Stephanie let her down gently with a version of the truth. ‘It’s too late for me. If only we’d met earlier.’

She turned left into rue Vieille du Temple. The shop was a little way down, the red and gold sign over the property picked out by three small lamps: Adler. And beneath that: boulangerie – patisserie .

Stephanie knocked on the door. Behind the glass a full-length blind had been lowered, fermé painted across it. A minute passed. Nothing. She tried again – still nothing – and was preparing for a third rap when she heard the approach of footsteps and a stream of invective.

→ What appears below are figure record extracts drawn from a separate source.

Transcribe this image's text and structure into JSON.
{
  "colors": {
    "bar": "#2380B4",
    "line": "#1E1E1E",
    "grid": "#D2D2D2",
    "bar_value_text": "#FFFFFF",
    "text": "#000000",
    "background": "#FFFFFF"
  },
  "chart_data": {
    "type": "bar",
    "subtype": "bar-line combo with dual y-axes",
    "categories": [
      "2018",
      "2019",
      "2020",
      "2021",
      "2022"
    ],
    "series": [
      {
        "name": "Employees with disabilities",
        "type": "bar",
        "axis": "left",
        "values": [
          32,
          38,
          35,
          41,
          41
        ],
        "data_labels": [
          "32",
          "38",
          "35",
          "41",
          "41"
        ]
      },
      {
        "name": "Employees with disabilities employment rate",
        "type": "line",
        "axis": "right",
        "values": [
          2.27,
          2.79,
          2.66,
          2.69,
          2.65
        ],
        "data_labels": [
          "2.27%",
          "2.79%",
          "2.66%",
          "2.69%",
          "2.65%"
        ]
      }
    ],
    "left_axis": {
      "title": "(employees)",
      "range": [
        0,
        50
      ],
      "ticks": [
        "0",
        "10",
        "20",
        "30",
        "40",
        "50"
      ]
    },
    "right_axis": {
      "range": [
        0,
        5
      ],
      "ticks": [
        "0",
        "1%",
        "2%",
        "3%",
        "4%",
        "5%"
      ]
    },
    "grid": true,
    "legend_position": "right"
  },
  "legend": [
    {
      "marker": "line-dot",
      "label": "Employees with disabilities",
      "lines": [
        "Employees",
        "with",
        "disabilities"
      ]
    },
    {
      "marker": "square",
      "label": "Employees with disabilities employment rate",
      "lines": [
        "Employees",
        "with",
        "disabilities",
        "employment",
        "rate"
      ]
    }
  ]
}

The same height as Stephanie, he wore a creased pistachio shirt rolled up at the sleeves and a black waistcoat, unfastened. A crooked nose, a mash of scar around the left eye, thick black hair everywhere, except on his head. The last time, he’d had a ponytail. Not any more, the close crop a better cut to partner his encroaching baldness. There was a lot of gold; identity bracelets, a watch, chains with charms, a thick ring through the left ear-lobe. As Cyril Bradfield had once said to her, ‘He looks like the hardest man you’ve ever seen. And dresses like a tart.’

‘Hello, Claude.’

Claude Adler was too startled to reply.

‘I knew you’d be up,’ Stephanie said. ‘Four-thirty, every day. Right?’

‘Petra …’

‘I would’ve called, of course …’

‘Of course.’

‘But I couldn’t.’

‘This is … well … unexpected ?’

‘For both of us. We need to talk.’

It was delightfully warm inside. Adler locked the door behind them and they walked through the shop, the shelves and wicker baskets still empty. The cramped bakery was at the back. Stephanie smelt it before she saw it; baguettes, sesame seed bagels, apple strudel, all freshly prepared, all of it reminding her that she hadn’t eaten anything since Brussels.